Marshall argued that global institutions, such as the United Nations (UN), work with an alliance of allegedly "socially responsible" financial institutions that leverage their asset holdings to advance the ESG agenda.
ESG scoring evaluates how a corporation aligns itself with social goals beyond earning a profit for its shareholders. These goals often pertain to environmental sustainability, advocacy for specific social movements and commitment to DEI.
Organizations, such as MSCI, award ESG scores to corporations supposedly based on their adherence to ESG values. Large asset management groups, like BlackRock, Vanguard, and State Street, and banks like JPMorgan and Bank of America use ESG ratings to choose where to direct capital.
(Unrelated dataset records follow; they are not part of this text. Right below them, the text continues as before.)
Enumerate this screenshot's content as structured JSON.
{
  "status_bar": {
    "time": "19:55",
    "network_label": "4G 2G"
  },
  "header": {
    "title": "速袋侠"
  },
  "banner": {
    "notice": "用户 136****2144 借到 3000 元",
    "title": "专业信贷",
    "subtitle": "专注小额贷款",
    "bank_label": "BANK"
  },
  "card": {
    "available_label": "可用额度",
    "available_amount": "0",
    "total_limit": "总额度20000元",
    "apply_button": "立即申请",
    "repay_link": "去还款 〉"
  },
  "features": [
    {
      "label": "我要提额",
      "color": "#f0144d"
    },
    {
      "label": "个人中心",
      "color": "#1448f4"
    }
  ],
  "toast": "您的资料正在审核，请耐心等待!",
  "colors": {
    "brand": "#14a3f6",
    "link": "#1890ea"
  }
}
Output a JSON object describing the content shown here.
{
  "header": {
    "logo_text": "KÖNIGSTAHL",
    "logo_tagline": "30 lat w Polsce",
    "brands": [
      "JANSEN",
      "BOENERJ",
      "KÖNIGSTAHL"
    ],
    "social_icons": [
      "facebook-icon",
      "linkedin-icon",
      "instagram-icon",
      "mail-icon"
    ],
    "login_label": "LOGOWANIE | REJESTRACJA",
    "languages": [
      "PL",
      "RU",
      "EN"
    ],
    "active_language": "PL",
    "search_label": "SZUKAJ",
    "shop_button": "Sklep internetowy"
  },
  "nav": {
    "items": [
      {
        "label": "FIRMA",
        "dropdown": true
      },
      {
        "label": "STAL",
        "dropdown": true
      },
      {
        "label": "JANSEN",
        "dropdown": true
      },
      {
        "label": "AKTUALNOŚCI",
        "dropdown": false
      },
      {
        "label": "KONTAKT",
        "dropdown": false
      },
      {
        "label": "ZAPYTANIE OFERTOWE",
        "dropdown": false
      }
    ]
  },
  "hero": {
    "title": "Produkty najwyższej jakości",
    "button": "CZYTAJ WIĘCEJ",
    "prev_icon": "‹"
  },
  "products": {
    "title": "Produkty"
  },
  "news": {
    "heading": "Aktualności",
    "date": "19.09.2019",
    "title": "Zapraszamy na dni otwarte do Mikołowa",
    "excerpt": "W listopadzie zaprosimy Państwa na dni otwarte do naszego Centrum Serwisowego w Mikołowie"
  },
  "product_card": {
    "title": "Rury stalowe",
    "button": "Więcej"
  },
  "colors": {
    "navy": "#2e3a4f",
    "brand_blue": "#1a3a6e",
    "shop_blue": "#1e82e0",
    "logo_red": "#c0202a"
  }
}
Conservative critics have called ESG investing a "wokeness report card" and compared it to China's social credit score system.
Despite pushback from pro-ESG businesses, such as Birmingham-based Regions Financial, the Alabama Senate passed legislation this month restricting the state from joining contracts with companies that use political metrics to discriminate in business practices and prohibits public pension funds, like those managed by the Retirement Systems of Alabama (RSA), from making investments using ESG criterion.
Marshall's op-ed follows a testimony he and Utah Attorney General Sean Reyes (R) gave on May 10 before the U.S. House Oversight Committee regarding ESG and its threat to American investors.
During the hearing, U.S. Rep. Jamie Raskin (D-Md.) accused ESG critics, such as Marshall, of "assaulting the free market" by prohibiting it from "responding to the climate crisis." Other Democrats furthered this rhetoric.
"The free market has resisted onerous ESG mandates," Marshall wrote. "That's why sectorwide financial alliances have emerged to restrict the market's functioning and stymie consumer choice."
"A company's affinity for ESG ideology is its prerogative," he continued. "Likewise, it is the consumer's choice to reward a company's social messages with continued business. Such corporate stances are often nothing more than virtue signaling. This can often be a costly decision, as Anheuser-Busch is learning in the wake of Bud Light's partnership with transgender activist Dylan Mulvaney."
Marshall clarified that ESG investing differs from companies making choices in the marketplace due to consumer demand or interest from shareholders. He accused the financial institutions pushing ESG of colluding to "choke out certain disfavored companies and industries by limiting their access to capital and then pointing to this manufacturers obstruction as evidence that these firms are a bad investment."
"Consumer choice and businesses' access to funding are central to our free-market system," Marshall wrote. "Because ESG dogma isn't playing well in the open market, Mr. Biden and his administration's favorite big banks and asset managers want to close off certain sectors of the market altogether. If they are successful, Americans will pay the price, be it with tax dollars spent to finance green subsidies or simply with unaffordable vehicles and power bills."